Visit our website for a list of some of the conditions that can be tested for with PGD/PGS.
Performing embryo biopsies is not without risk of injury to the embryo. Thus far, we estimate the risk of damage to any biopsied embryo as less than one percent. Embryos that have been biopsied in our laboratory have developmental rates comparable to age-matched and diagnosis-matched controls. That is, the biopsy process does not appear to hurt embryos in our laboratory. Nonetheless, patients must realize that the PGD/PGS process involves a micromanipulation that could injure a dividing embryo so that it may subsequently arrest or degenerate.
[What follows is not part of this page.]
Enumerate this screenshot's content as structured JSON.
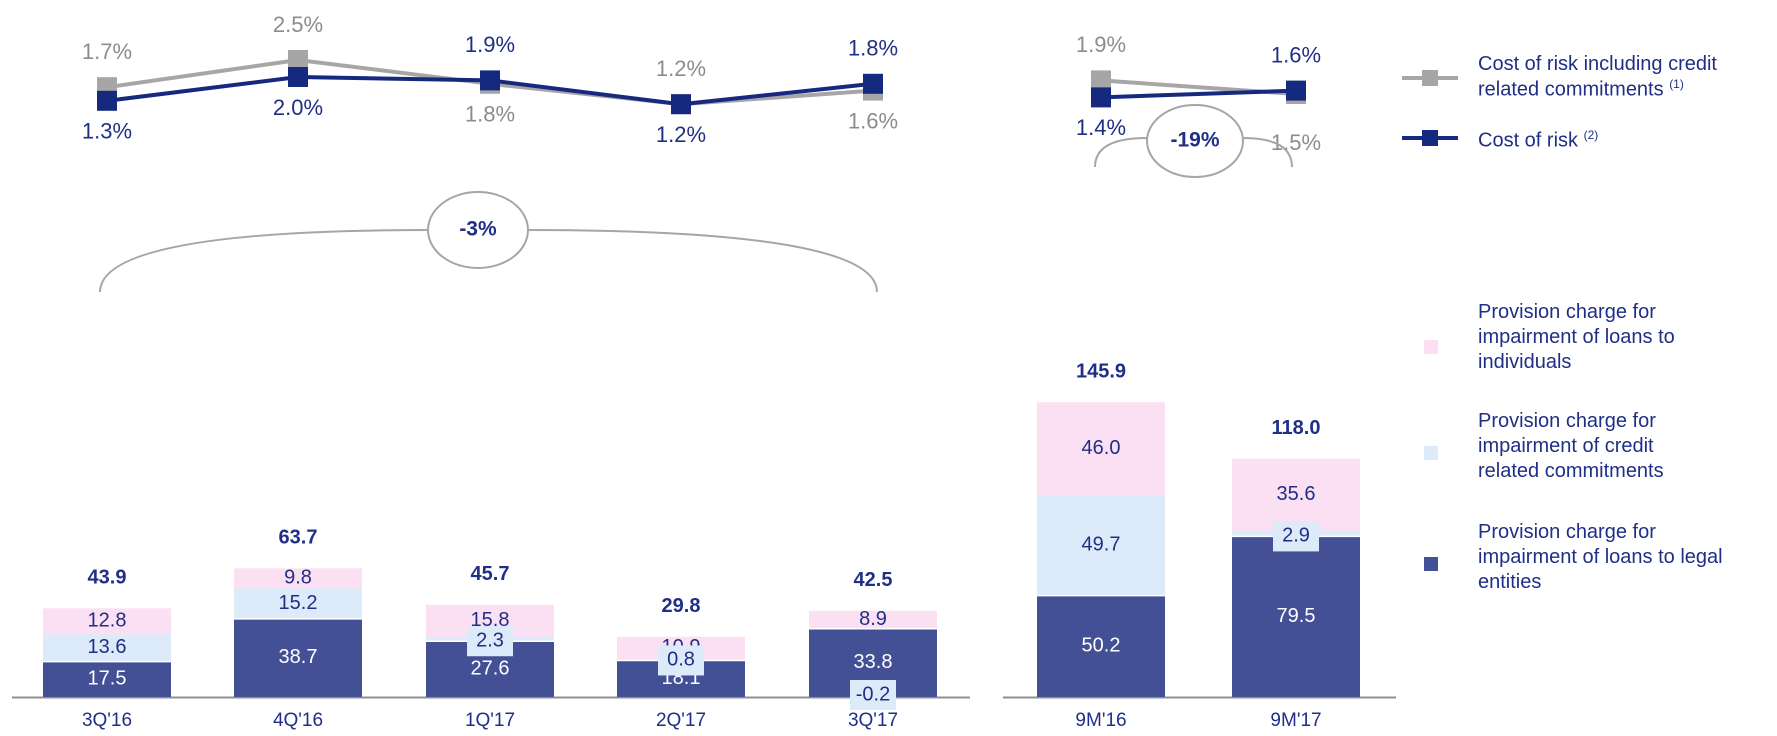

Even with microarrays, there is no guarantee that results will be available on all the embryos or all the chromosomes. Microarray technology does not give results regarding every single gene in an embryo. Early embryonic development is complex. It has been shown that human embryos can develop into an abnormal or disorganized fetus even in the presence of a completely normal complement of 23 pairs of chromosomes. Most of the time, these abnormal pregnancies abort spontaneously. Patients must understand that PGD/PGS may fail in individual cases because of unforeseen technical malfunctions. It is not possible to guarantee pregnancy after PGD/PGS or even promise that there will be benefits for any individual case. Additionally, there are rare diseases where the genetic problem lies in places other than the DNA in the chromosomes in the nucleus of the cell. These are the inherited mitochondrial inherited diseases for which PGD/PGS technology is not yet available.